Give them pizza and they will come
At times it feels like the work we do to bring fairness to our government is endless. No sooner do we gain one victory, than we need to confront another injustice. It can be discouraging. Yet by looking at it a little differently, it can be very empowering. It is the timeless nature of our work for justice that is empowering.
When I was six years old our country was involved in a senseless war far away. We had a President that thought he was above the
law and ended up resigning in disgrace and members of Common Cause gathered to work together to address the problems our nation faced. There was camaraderie and friendship. These friendships have lasted over the years as one injustice gets beaten back after another. These friendships have passed from generation to generation.
Last night, volunteers gathered at the Connecticut Common Cause office, to continue the tradition, to fight for what is right, to renew friendships, and to bring new, young people into the fold.
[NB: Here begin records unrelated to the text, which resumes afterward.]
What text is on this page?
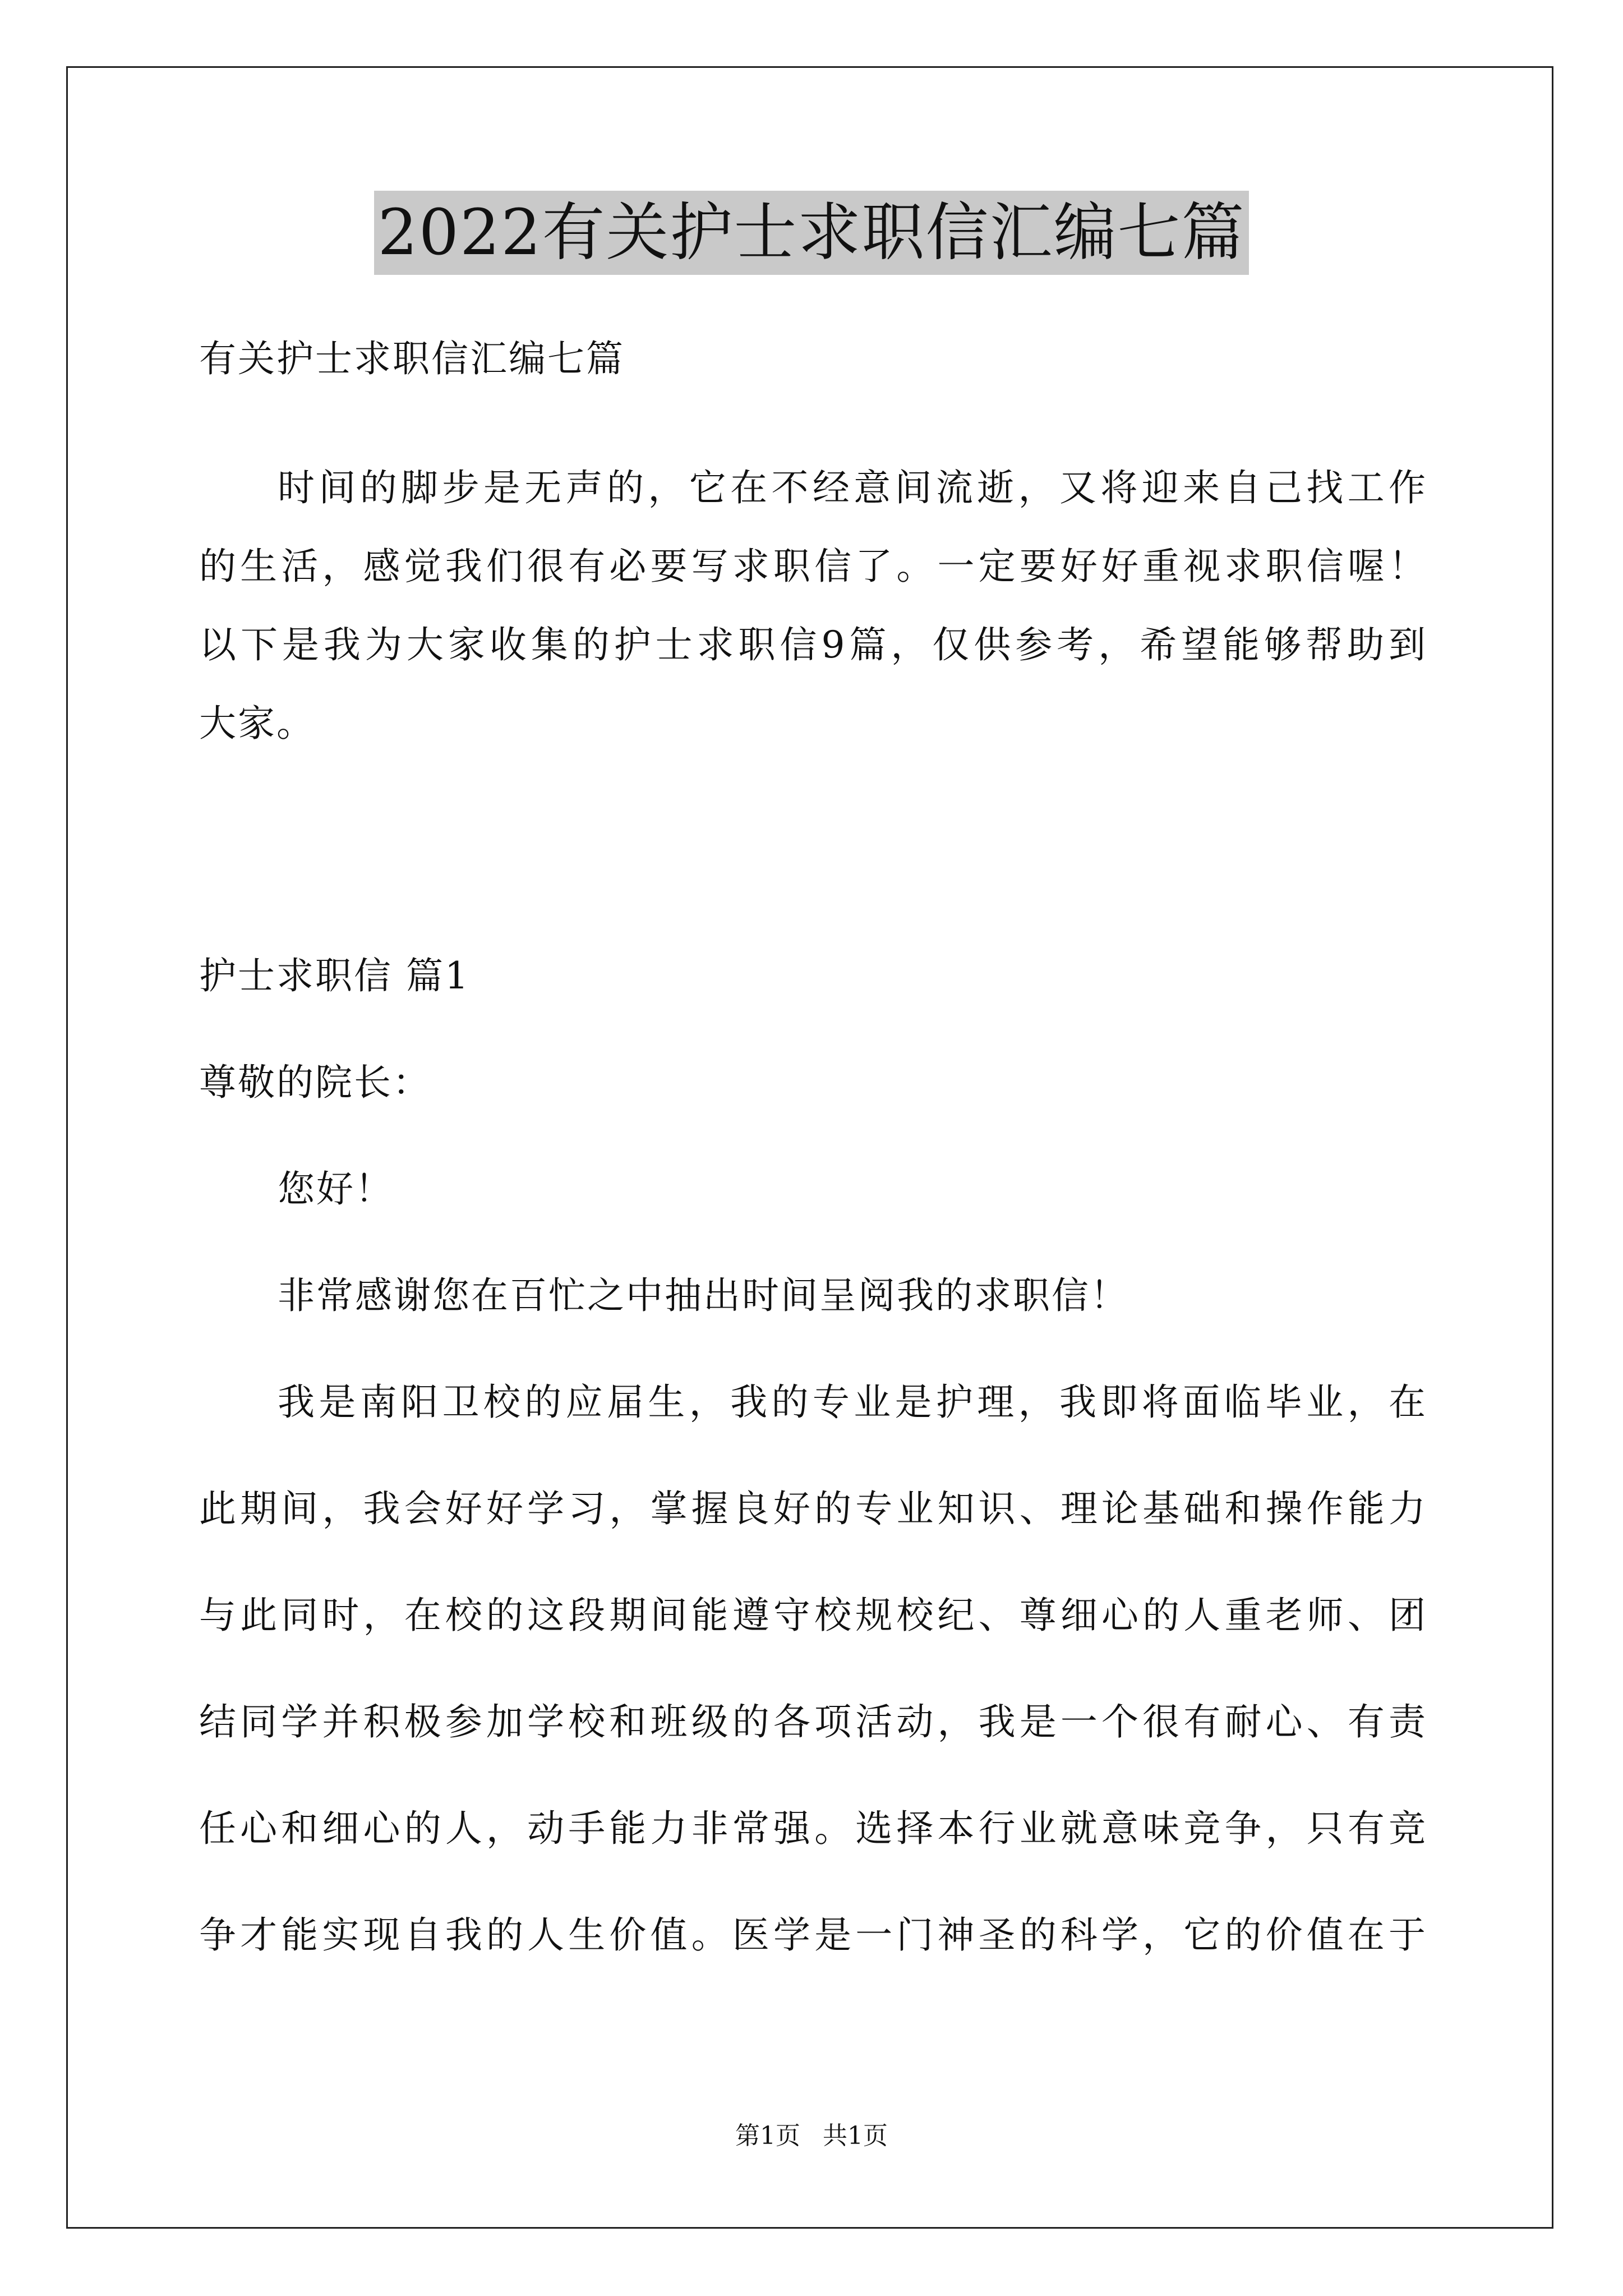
2022有关护士求职信汇编七篇
有关护士求职信汇编七篇
时间的脚步是无声的，它在不经意间流逝，又将迎来自己找工作
的生活，感觉我们很有必要写求职信了。一定要好好重视求职信喔！
以下是我为大家收集的护士求职信9篇，仅供参考，希望能够帮助到
大家。
护士求职信 篇1
尊敬的院长：
您好！
非常感谢您在百忙之中抽出时间呈阅我的求职信！
我是南阳卫校的应届生，我的专业是护理，我即将面临毕业，在
此期间，我会好好学习，掌握良好的专业知识、理论基础和操作能力
与此同时，在校的这段期间能遵守校规校纪、尊细心的人重老师、团
结同学并积极参加学校和班级的各项活动，我是一个很有耐心、有责
任心和细心的人，动手能力非常强。选择本行业就意味竞争，只有竞
争才能实现自我的人生价值。医学是一门神圣的科学，它的价值在于
第1页 共1页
It was my first evening as a senior organizer at one of these events. It was my daughter’s first evening, as a six year old, at one of these events. We have both come away with deeper commitment to Common Cause and all it stands for.
I stand in awe of all that our Connecticut Common Cause members have done over the years. Truly it is amazing to see what a concerned body of citizens can do if they work together and speak truth to power. From civil rights to open government to ethics reform, over the years our members have always come out to help us fight the good fight.
After all they have done, what can we do to repay them? The best thing we can do is to take on the mantle of reform they have upheld and pass it to a new generation of activists and volunteers. Last night I saw this in action as my six year old daughter sat with a group of new volunteers and regaled them with tales of kindergarten as they assembled candidate kits to help our Citizens Elections candidates navigate the rules of the new program. The discussion around the table as we worked ranged from recess to Presidential candidate attitudes about campaign finance reform to environmental issues of the day. This group of new volunteers came together in response to an e-mail call to action and found new friendships and fellowship, ate some pizza, and got some great work done as well.
It is heartening to know that even with people’s busy lives, they will still come out and volunteer for a cause they believe in.